Wisconsin Gov. Scott Walker, who took office just this month, has an early victory in his effort to improve the state’s business climate, the major tort reform package introduced in the special session of the Legislature he called to pass jobs and economic growth bills. He signed the bill, SB1, in the governor’s conference room on Thursday.

From The Milwaukee Journal-Sentinel story, “Walker signs bill limiting court awards in injury cases“:

“This is a balance we are trying to create, to make sure certainly those who do damage and do harm are rightfully going to be penalized, even when this act becomes law,” Walker said. “But for those who have been . . .  threatened with frivolous lawsuits, particularly for small business, they’re going to receive relief today because . . .  we move forward in cutting back on frivolous lawsuits and out-of-control lawsuit abuse in the state of Wisconsin.”

Credit also goes to the state Senate and Assembly, which passed the legislation.

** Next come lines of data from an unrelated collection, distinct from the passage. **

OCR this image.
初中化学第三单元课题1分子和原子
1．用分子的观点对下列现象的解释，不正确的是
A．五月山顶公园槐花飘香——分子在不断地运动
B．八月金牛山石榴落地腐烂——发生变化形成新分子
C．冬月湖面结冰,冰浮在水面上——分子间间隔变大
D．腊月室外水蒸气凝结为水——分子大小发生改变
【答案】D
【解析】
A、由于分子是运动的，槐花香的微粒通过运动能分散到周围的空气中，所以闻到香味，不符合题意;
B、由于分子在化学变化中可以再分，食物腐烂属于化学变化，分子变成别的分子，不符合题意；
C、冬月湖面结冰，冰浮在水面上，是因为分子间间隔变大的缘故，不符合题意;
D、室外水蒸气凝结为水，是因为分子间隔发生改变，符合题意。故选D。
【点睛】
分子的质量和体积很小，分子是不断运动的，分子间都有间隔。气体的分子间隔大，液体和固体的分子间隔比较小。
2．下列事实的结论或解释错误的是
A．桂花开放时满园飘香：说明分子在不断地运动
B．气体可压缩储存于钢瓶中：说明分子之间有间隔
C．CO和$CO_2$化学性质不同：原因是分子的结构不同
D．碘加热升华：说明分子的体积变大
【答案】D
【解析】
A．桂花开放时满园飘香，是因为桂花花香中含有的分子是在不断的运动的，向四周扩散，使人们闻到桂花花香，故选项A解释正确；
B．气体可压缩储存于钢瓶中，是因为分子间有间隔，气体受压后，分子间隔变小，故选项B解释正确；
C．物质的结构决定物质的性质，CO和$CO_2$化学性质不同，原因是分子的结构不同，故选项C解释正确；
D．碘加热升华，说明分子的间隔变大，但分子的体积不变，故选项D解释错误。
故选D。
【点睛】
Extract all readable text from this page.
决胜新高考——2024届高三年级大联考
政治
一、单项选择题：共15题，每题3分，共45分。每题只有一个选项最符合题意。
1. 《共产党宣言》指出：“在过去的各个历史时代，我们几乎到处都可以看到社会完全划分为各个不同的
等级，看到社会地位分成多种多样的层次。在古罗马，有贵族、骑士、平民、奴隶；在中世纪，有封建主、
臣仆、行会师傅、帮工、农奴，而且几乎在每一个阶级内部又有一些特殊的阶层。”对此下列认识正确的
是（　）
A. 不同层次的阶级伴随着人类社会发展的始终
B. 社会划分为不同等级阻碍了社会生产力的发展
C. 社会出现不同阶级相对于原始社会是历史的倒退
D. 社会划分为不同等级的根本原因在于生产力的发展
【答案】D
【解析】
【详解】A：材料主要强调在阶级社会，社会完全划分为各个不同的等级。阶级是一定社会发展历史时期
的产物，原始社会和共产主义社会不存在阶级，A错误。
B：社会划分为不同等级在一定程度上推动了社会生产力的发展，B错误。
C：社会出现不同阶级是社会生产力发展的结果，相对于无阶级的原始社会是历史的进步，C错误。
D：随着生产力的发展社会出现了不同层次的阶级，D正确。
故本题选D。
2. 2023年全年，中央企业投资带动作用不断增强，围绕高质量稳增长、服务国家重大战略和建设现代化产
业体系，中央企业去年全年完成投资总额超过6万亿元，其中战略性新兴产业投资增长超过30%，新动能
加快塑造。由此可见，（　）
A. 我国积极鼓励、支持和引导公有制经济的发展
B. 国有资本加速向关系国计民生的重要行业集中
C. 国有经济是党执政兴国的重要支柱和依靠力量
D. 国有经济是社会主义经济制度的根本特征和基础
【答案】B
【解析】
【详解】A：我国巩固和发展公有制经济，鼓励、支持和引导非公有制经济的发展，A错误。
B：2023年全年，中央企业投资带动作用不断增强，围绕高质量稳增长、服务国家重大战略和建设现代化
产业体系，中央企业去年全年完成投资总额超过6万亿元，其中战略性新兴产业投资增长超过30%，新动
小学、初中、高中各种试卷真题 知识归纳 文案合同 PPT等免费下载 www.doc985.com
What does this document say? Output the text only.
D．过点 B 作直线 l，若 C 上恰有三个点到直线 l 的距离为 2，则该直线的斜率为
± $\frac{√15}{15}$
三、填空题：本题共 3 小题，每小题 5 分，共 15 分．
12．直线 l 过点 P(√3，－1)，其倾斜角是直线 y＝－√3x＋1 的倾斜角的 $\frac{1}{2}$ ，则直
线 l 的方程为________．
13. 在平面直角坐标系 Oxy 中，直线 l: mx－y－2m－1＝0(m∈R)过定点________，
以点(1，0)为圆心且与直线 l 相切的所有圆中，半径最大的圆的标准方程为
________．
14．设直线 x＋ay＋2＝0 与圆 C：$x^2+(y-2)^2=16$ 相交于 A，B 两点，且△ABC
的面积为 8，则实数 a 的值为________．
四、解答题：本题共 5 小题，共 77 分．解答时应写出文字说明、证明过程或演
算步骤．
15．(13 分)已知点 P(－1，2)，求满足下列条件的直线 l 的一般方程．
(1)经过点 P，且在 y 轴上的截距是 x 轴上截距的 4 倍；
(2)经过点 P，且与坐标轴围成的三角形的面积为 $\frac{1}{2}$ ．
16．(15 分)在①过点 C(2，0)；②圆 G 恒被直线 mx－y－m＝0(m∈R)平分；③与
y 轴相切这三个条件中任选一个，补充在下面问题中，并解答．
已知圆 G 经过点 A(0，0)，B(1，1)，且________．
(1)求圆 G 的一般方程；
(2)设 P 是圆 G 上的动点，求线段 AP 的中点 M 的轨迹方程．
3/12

Wisconsin Manufacturers and Commerce, an effective and energetic supporter of the legislation hailed the bill’s signing. “These reforms will add certainty, fairness and predictability to our legal system,” said James A. Buchen, WMC vice president of government relations. The key provisions, according to WMC:

  • Adoption of various changes to product liability law to bring Wisconsin in line with other states and assist Wisconsin manufacturers and small businesses.
  • Requiring expert witnesses to base their opinions on sound science and well-established theories.
  • Elimination of the “risk contribution” theory in manufacturing lawsuits. The Wisconsin Supreme Court created the standard allowing plaintiffs to sue any lead paint manufacturer that sold paint in the state without proving which product caused the harm.
  • A cap on punitive damage awards.  [$200,000 or twice economic damages, whichever is higher.]

 

The American Tort Reform Association also lauded the bill’s enactment. ATRA’s President Sherman “Tiger” Joyce commented: “More than any ad campaign, a civil justice system that is equitable and reliably predictable signals to employers that a state is truly ‘open for business. Particularly in light of recent liability-expanding state court decisions, the new reform package enacted by Wisconsin will help convince employers that it’s a new day in the Badger State.”